I haven't been doing great at keeping my New Year's resolution
to spend more time with my horse, but today I was proud of myself: I only had about 20 minutes at the barn, but I went anyway, even though that meant getting fast food and eating while driving!
Since we didn't have much time, I decided to forego grooming (gasp!) and take Panama on a quick walk in the field. After my work to expand his comfort zone
over the weekend, I decided we need to work on this more often. My goal is to be working on riding him on the trails alone by summer. Even if we don't get very far each time it'll be a nice thing to be working on when the weather warms up.
Today I just hand-walked him again. He's getting more confident and I think I may try lunging him out there this weekend if the snow we're supposed to get tonight doesn't stick. Today he crossed the road on a loose lead, perfectly relaxed until we got into the field. Then he noticed how many cars were parked right off the road there — mine, the instructor who gives lessons on the property's owner's horse, and the mom and siblings of the little girl who was currently riding.
The thing that startled Panama was that he heard sounds coming from the minivan. I don't think he is fully understanding yet that people can be inside
cars. Whenever I call out to him from inside the car, he looks around like he can't figure out where my voice is coming from.
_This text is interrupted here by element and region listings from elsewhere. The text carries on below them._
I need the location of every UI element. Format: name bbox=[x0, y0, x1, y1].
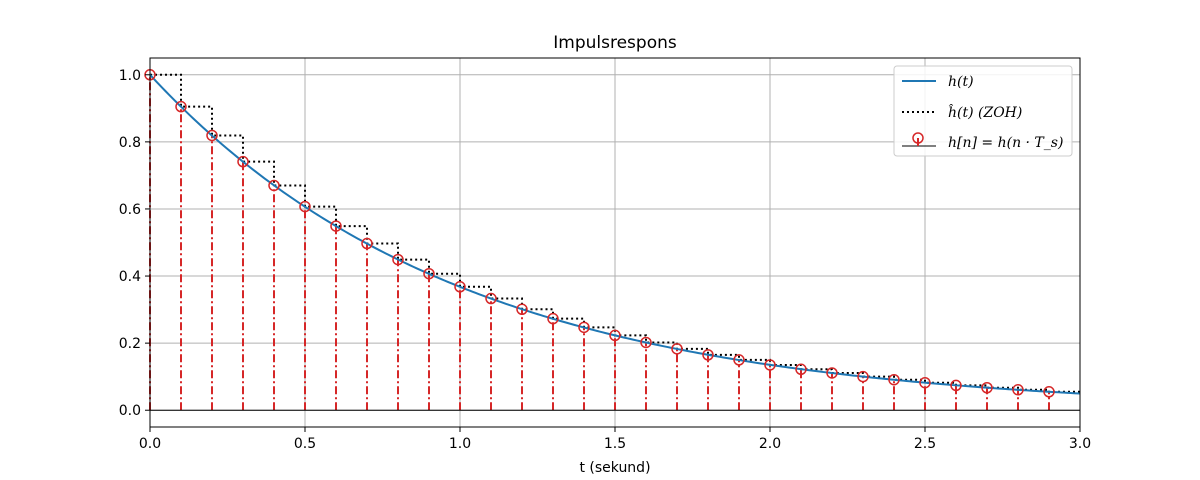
sample-marker bbox=[950, 379, 962, 392]
x-tick-label: 2.5 bbox=[914, 436, 936, 452]
legend-box bbox=[893, 65, 1073, 157]
sample-marker bbox=[919, 376, 931, 389]
y-tick-label: 0.4 bbox=[119, 269, 141, 285]
sample-marker bbox=[795, 363, 807, 376]
y-tick-label: 0.6 bbox=[119, 202, 141, 218]
curve-layer bbox=[149, 74, 1081, 395]
x-tick-label: 0.0 bbox=[139, 436, 161, 452]
sample-marker bbox=[330, 220, 342, 232]
legend-swatch-marker bbox=[912, 132, 924, 144]
sample-marker bbox=[702, 349, 714, 361]
sample-marker bbox=[609, 329, 621, 342]
sample-marker bbox=[981, 382, 993, 394]
sample-marker bbox=[454, 281, 466, 293]
sample-marker bbox=[640, 336, 652, 349]
x-tick-label: 0.5 bbox=[294, 436, 316, 452]
y-tick-label: 1.0 bbox=[119, 68, 141, 84]
legend: h(t) ĥ(t) (ZOH) h[n] = h(n · T_s) bbox=[893, 65, 1073, 157]
sample-marker bbox=[671, 343, 683, 355]
sample-marker bbox=[268, 179, 280, 192]
chart-title: Impulsrespons bbox=[553, 33, 677, 53]
sample-marker bbox=[857, 370, 869, 383]
sample-marker bbox=[175, 100, 187, 113]
sample-marker bbox=[485, 292, 497, 305]
sample-marker bbox=[888, 373, 900, 386]
tick-layer: 0.0 0.5 1.0 1.5 2.0 2.5 3.0 0.0 0.2 0.4 0.6 0.8 1.0 bbox=[119, 68, 1091, 452]
y-tick-label: 0.0 bbox=[119, 403, 141, 419]
sample-marker bbox=[733, 354, 745, 366]
sample-marker bbox=[392, 253, 404, 266]
marker-layer bbox=[144, 69, 1055, 398]
sample-marker bbox=[1012, 384, 1024, 396]
y-tick-label: 0.2 bbox=[119, 336, 141, 352]
legend-label-zoh: ĥ(t) (ZOH) bbox=[948, 103, 1022, 121]
legend-label-samples: h[n] = h(n · T_s) bbox=[948, 135, 1063, 151]
sample-marker bbox=[361, 237, 373, 250]
sample-marker bbox=[516, 303, 528, 316]
sample-marker bbox=[237, 155, 249, 168]
x-tick-label: 1.5 bbox=[604, 436, 626, 452]
continuous-curve bbox=[149, 74, 1081, 395]
sample-marker bbox=[826, 367, 838, 379]
sample-marker bbox=[1043, 386, 1055, 398]
zoh-layer bbox=[150, 73, 1080, 393]
sample-marker bbox=[299, 200, 311, 213]
x-tick-label: 3.0 bbox=[1069, 436, 1091, 452]
sample-marker bbox=[423, 267, 435, 280]
sample-marker bbox=[578, 321, 590, 334]
sample-marker bbox=[764, 359, 776, 371]
sample-marker bbox=[547, 312, 559, 325]
sample-marker bbox=[206, 129, 218, 142]
y-tick-label: 0.8 bbox=[119, 135, 141, 151]
x-tick-label: 1.0 bbox=[449, 436, 471, 452]
legend-label-continuous: h(t) bbox=[948, 74, 974, 90]
zoh-staircase-line bbox=[150, 73, 1080, 393]
x-axis-label: t (sekund) bbox=[579, 460, 650, 476]
x-tick-label: 2.0 bbox=[759, 436, 781, 452]
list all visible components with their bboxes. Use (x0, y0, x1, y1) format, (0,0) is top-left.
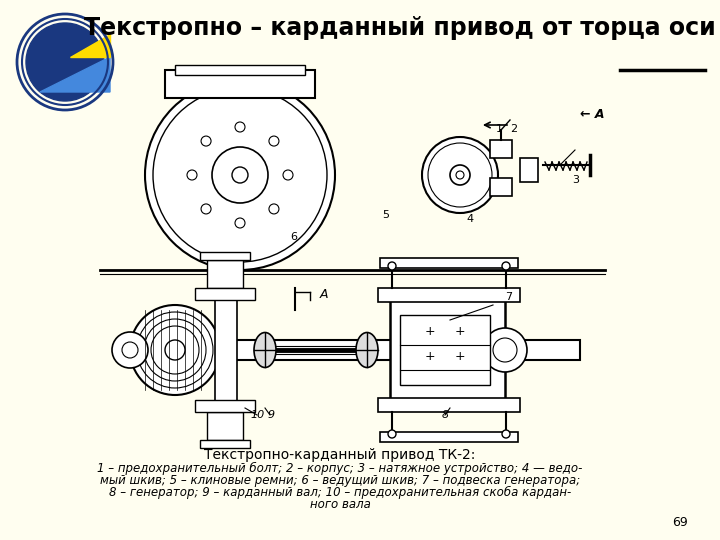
Circle shape (212, 147, 268, 203)
Circle shape (269, 136, 279, 146)
Circle shape (137, 312, 213, 388)
Ellipse shape (254, 333, 276, 368)
Text: Текстропно-карданный привод ТК-2:: Текстропно-карданный привод ТК-2: (204, 448, 476, 462)
Text: +: + (455, 350, 465, 363)
Bar (380, 432, 518, 442)
Text: 8 – генератор; 9 – карданный вал; 10 – предохранительная скоба кардан-: 8 – генератор; 9 – карданный вал; 10 – п… (109, 486, 571, 499)
Bar (215, 290, 237, 410)
Circle shape (502, 430, 510, 438)
Circle shape (232, 167, 248, 183)
Text: 5: 5 (382, 210, 389, 220)
Text: 8: 8 (442, 410, 449, 420)
Circle shape (17, 14, 113, 110)
Circle shape (388, 430, 396, 438)
Text: 10: 10 (250, 410, 264, 420)
Text: 6: 6 (290, 232, 297, 242)
Text: +: + (425, 350, 436, 363)
Circle shape (145, 80, 335, 270)
Text: мый шкив; 5 – клиновые ремни; 6 – ведущий шкив; 7 – подвеска генератора;: мый шкив; 5 – клиновые ремни; 6 – ведущи… (100, 474, 580, 487)
Bar (195, 400, 255, 412)
FancyArrowPatch shape (485, 122, 507, 128)
Circle shape (283, 170, 293, 180)
Circle shape (112, 332, 148, 368)
Text: ного вала: ного вала (310, 498, 370, 511)
Bar (378, 398, 520, 412)
Text: 1 – предохранительный болт; 2 – корпус; 3 – натяжное устройство; 4 — ведо-: 1 – предохранительный болт; 2 – корпус; … (97, 462, 582, 475)
Circle shape (450, 165, 470, 185)
Bar (400, 315, 490, 385)
Circle shape (201, 136, 211, 146)
Text: 7: 7 (505, 292, 512, 302)
Circle shape (187, 170, 197, 180)
Circle shape (122, 342, 138, 358)
Bar (175, 65, 305, 75)
Circle shape (165, 340, 185, 360)
Ellipse shape (356, 333, 378, 368)
Circle shape (201, 204, 211, 214)
Circle shape (493, 338, 517, 362)
Text: 4: 4 (466, 214, 473, 224)
Polygon shape (40, 57, 110, 92)
Text: Текстропно – карданный привод от торца оси: Текстропно – карданный привод от торца о… (84, 16, 716, 40)
Circle shape (269, 204, 279, 214)
Text: 3: 3 (572, 175, 579, 185)
Circle shape (483, 328, 527, 372)
Circle shape (26, 23, 104, 101)
Bar (490, 178, 512, 196)
Text: 2: 2 (510, 124, 517, 134)
Bar (390, 300, 505, 400)
Bar (195, 288, 255, 300)
Bar (490, 140, 512, 158)
Text: +: + (455, 325, 465, 338)
Polygon shape (70, 34, 110, 57)
Bar (130, 340, 580, 360)
Circle shape (22, 19, 108, 105)
Bar (207, 412, 243, 440)
Text: 9: 9 (268, 410, 275, 420)
Circle shape (502, 262, 510, 270)
Bar (378, 288, 520, 302)
Bar (200, 440, 250, 448)
Circle shape (235, 218, 245, 228)
Text: +: + (425, 325, 436, 338)
Circle shape (153, 88, 327, 262)
Circle shape (388, 262, 396, 270)
Circle shape (456, 171, 464, 179)
Text: 1: 1 (496, 124, 503, 134)
Bar (200, 252, 250, 260)
Text: A: A (320, 288, 328, 301)
Circle shape (235, 122, 245, 132)
Bar (207, 260, 243, 288)
Text: 69: 69 (672, 516, 688, 529)
Circle shape (151, 326, 199, 374)
Circle shape (130, 305, 220, 395)
Circle shape (428, 143, 492, 207)
Bar (380, 258, 518, 268)
Bar (607, 0, 720, 540)
Bar (28, 60, 66, 480)
Text: ← A: ← A (580, 108, 605, 121)
Bar (520, 158, 538, 182)
Circle shape (144, 319, 206, 381)
Bar (165, 70, 315, 98)
Circle shape (422, 137, 498, 213)
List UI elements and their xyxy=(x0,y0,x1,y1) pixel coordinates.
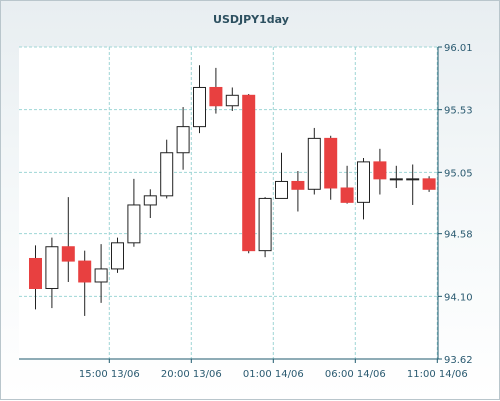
bearish-candle xyxy=(61,197,75,282)
y-tick-label: 94.10 xyxy=(444,292,473,303)
bullish-candle xyxy=(406,164,420,205)
bearish-candle xyxy=(209,67,223,114)
bearish-candle xyxy=(422,176,436,192)
bullish-candle xyxy=(258,197,272,258)
y-tick-label: 96.01 xyxy=(444,43,473,54)
bullish-candle xyxy=(160,139,174,199)
candle-body xyxy=(324,137,338,189)
candle-body xyxy=(373,161,387,180)
y-tick-label: 93.62 xyxy=(444,355,473,366)
bullish-candle xyxy=(176,107,190,170)
candle-body xyxy=(111,242,124,270)
plot-area xyxy=(19,47,438,359)
x-tick-label: 11:00 14/06 xyxy=(407,369,468,380)
bullish-candle xyxy=(275,152,288,199)
bearish-candle xyxy=(291,171,305,212)
bullish-candle xyxy=(389,165,403,188)
chart-title: USDJPY1day xyxy=(213,13,289,26)
candle-body xyxy=(291,180,305,190)
bearish-candle xyxy=(340,165,354,204)
candle-body xyxy=(340,187,354,203)
axes xyxy=(19,46,442,363)
x-tick-label: 01:00 14/06 xyxy=(243,369,304,380)
bearish-candle xyxy=(242,93,256,254)
y-tick-label: 94.58 xyxy=(444,230,473,241)
candle-body xyxy=(422,178,436,190)
bullish-candle xyxy=(357,157,370,220)
candle-body xyxy=(176,126,190,154)
bullish-candle xyxy=(225,87,239,111)
bearish-candle xyxy=(324,135,338,200)
candle-body xyxy=(160,152,174,197)
candle-body xyxy=(357,161,370,203)
candle-body xyxy=(258,197,272,252)
bullish-candle xyxy=(94,244,108,303)
bullish-candle xyxy=(193,65,206,134)
x-tick-label: 20:00 13/06 xyxy=(161,369,222,380)
candle-body xyxy=(127,204,141,244)
candle-body xyxy=(242,94,256,252)
bullish-candle xyxy=(143,189,157,219)
candle-body xyxy=(45,246,59,290)
grid-lines xyxy=(19,46,438,359)
candles xyxy=(29,65,436,316)
y-tick-label: 95.05 xyxy=(444,168,473,179)
candle-body xyxy=(209,86,223,107)
candle-body xyxy=(143,195,157,206)
bearish-candle xyxy=(78,250,92,316)
candle-body xyxy=(193,86,206,128)
candle-body xyxy=(78,260,92,283)
bearish-candle xyxy=(373,148,387,195)
bullish-candle xyxy=(127,178,141,247)
candle-body xyxy=(225,94,239,107)
candle-body xyxy=(94,268,108,283)
bullish-candle xyxy=(45,237,59,309)
bearish-candle xyxy=(29,245,42,310)
candle-body xyxy=(29,257,42,290)
y-tick-label: 95.53 xyxy=(444,106,473,117)
candle-body xyxy=(389,178,403,181)
candle-body xyxy=(307,137,321,190)
candle-body xyxy=(61,246,75,262)
bullish-candle xyxy=(111,237,124,273)
bullish-candle xyxy=(307,127,321,195)
tick-labels: 96.01 95.53 95.05 94.58 94.10 93.62 15:00 13/0… xyxy=(79,43,473,380)
x-tick-label: 06:00 14/06 xyxy=(325,369,386,380)
candle-body xyxy=(275,180,288,199)
candle-body xyxy=(406,178,420,181)
x-tick-label: 15:00 13/06 xyxy=(79,369,140,380)
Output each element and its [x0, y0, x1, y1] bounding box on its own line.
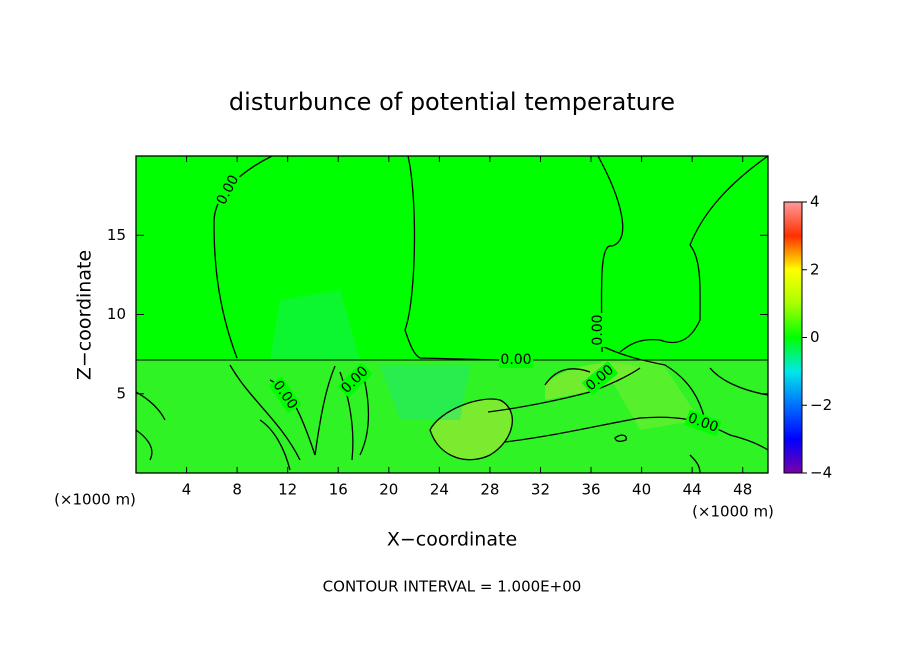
chart-title: disturbunce of potential temperature: [229, 88, 675, 116]
x-axis-label: X−coordinate: [387, 529, 517, 551]
field: [136, 156, 768, 473]
contour-label: 0.00: [590, 314, 606, 345]
colorbar-tick-label: 0: [810, 328, 820, 346]
contour-label-bg: [212, 171, 244, 209]
colorbar-tick-label: −2: [810, 396, 832, 414]
colorbar-tick-label: 2: [810, 260, 820, 278]
x-tick-label: 48: [733, 481, 752, 499]
colorbar-tick-label: 4: [810, 193, 820, 211]
contour-label-bg: [268, 376, 302, 414]
x-tick-label: 8: [232, 481, 242, 499]
contour-label-bg: [590, 313, 606, 347]
field-shade: [270, 290, 360, 360]
y-tick-label: 10: [107, 305, 126, 323]
x-tick-label: 28: [480, 481, 499, 499]
contour-label-bg: [581, 360, 619, 396]
x-tick-label: 40: [632, 481, 651, 499]
x-unit-label: (×1000 m): [54, 491, 136, 509]
y-tick-label: 5: [116, 384, 126, 402]
x-tick-label: 24: [430, 481, 449, 499]
contour-label-bg: [337, 362, 373, 398]
x-tick-label: 12: [278, 481, 297, 499]
contour-label-bg: [499, 352, 533, 368]
x-tick-label: 20: [379, 481, 398, 499]
field-shade: [380, 365, 470, 420]
contour-label-bg: [684, 409, 722, 437]
x-tick-label: 16: [329, 481, 348, 499]
contour-interval: CONTOUR INTERVAL = 1.000E+00: [323, 578, 582, 596]
y-tick-label: 15: [107, 226, 126, 244]
colorbar: [783, 201, 803, 474]
x-tick-label: 36: [581, 481, 600, 499]
y-axis-label: Z−coordinate: [74, 250, 96, 380]
x-tick-label: 4: [182, 481, 192, 499]
contour-label: 0.00: [500, 352, 531, 368]
contour-lines: [136, 156, 768, 473]
x-tick-label: 44: [683, 481, 702, 499]
x-tick-label: 32: [531, 481, 550, 499]
colorbar-tick-label: −4: [810, 464, 832, 482]
x-unit-label: (×1000 m): [692, 503, 774, 521]
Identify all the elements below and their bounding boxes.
So I think realizing there were people in the minivan was something of a shock for him: He froze, stretched his neck up as tall as it would go, and stared daggers at that van!
I let him look for a moment or two. He was very good and didn't spook, but when we started walking again I had to jab his shoulder with my elbow a few times to keep him from trying to lean against me as we walked. Once he forgot about the minivan he was fine again, but then four teenage boys jogged down the street behind us, so of course Panama had to stop and watch that, too. It was curiosity, though, and not fright, so I let him.
Ultimately we walked farther away from home this time than we have before, and he was fine with it. Way out in the field, I stood at his shoulder and encouraged him to bend his neck around me, as an effort to keep him focusing on what we were doing. He resisted at first, then realized what I wanted and turned his head into my chest. We were both quite content to stand and "snuggle" like that for several moments, gazing across the field at the late afternoon sun. It was a beautiful moment and I wish someone had been there to take our picture.
Only after the moment ended did Panama take an interest in grazing. (He hadn't tried once this entire time.) I let him munch for a few minutes and then tugged gently on the lead and said, "Head." He lifted his head right away. I was so proud! Hopefully by the time the grass starts coming in green, he'll be so used to not grazing much out there that he won't be too distracted by it.
We finished our walk back with a "Meet Mommy's car" session. I opened the door, let him sniff, and then swung it shut. Panama tensed but didn't jump, so I did it all again. That time he sniffed the door more boldly, and didn't tense at all when I shut it. We've seen rangers' vehicles periodically while trail riding, and it's hit or miss as to whether he's okay with that, so I decided getting him used to my car (any car) would be a good thing.
It was a satifying walk, and a good use of my limited time. I hope I get a chance to work with him on it this weekend too!